Joan Tardà. Oui. Il est nécessaire de le résoudre politiquement et non en passant par la justice. Aujourd’hui, nous souffrons mais il est évident que la démocratie gagne toujours. Il y a chaque jour un peu plus de personnes et de peuples qui savent que la cause des Catalans est noble faite par un peuple pacifique et sans arme.
L’Indépendant. Quel regard portez-vous sur la mobilisation locale ?
Joan Tardà. L’indépendance et le République auront toujours une dette envers les Catalans de la Catalogne nord. Toujours. Cela ne date pas d’aujourd’hui. Le soutien, la solidarité et la force que nous recevons de la Catalogne nord, nous ne devons jamais l’oublier. Il ne faut pas oublier ce que nous défendons chez ERC : travailler pour l’ensemble du pays c’est-à-dire les « Països Catalans » (…). Une Catalogne indépendante, une République catalane proclamée et reconnue dans le monde, modifiera les relations entre les différents territoires des « Països Catalans ». Pas seulement pour les raisons politiques qui signifieraient au niveau linguistique et culturel, l’existence d’une Catalogne indépendante mais aussi économique. Une Catalogne indépendante modifierait radicalement la relation de ce territoire avec la Catalogne nord et sa capitale, Perpignan. Il est évident qu’il y aurait un avant et un après dans tous les domaines.

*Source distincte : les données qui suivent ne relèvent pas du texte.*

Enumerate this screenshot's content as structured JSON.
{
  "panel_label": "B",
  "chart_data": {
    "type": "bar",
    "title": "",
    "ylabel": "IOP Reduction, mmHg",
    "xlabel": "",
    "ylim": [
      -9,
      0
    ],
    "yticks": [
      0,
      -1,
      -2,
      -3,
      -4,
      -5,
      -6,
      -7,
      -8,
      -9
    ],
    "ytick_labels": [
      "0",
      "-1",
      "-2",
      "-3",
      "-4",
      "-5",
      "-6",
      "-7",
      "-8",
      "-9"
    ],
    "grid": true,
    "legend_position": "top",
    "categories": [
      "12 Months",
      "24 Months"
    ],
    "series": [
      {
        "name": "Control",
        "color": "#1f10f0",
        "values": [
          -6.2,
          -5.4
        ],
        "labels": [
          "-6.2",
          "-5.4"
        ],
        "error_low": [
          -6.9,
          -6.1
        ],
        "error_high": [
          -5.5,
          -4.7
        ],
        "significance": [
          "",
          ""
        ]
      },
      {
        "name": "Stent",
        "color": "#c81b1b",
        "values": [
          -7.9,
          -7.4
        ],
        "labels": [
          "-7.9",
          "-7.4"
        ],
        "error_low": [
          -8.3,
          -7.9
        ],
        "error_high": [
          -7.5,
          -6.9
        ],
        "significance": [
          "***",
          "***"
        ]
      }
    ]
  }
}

L’Indépendant. Quelle est la prochaine étape ?
Joan Tardà. Ce qui est sûr, c’est que rien ne sera plus pareil. Maintenant, nous entrons dans une phase qui vise à être plus de 50% en faveur de l’indépendance en peu de temps. Nous devons continuer d’internationaliser la cause catalane et construire une relation bilatérale avec Madrid. Ce ne sera possible qu’à travers une médiation étrangère pour résoudre le conflit de manière démocratique.
Propos recueilli par Mathilde Contié-Walter (L’Indépendant, le 21 avril 2018)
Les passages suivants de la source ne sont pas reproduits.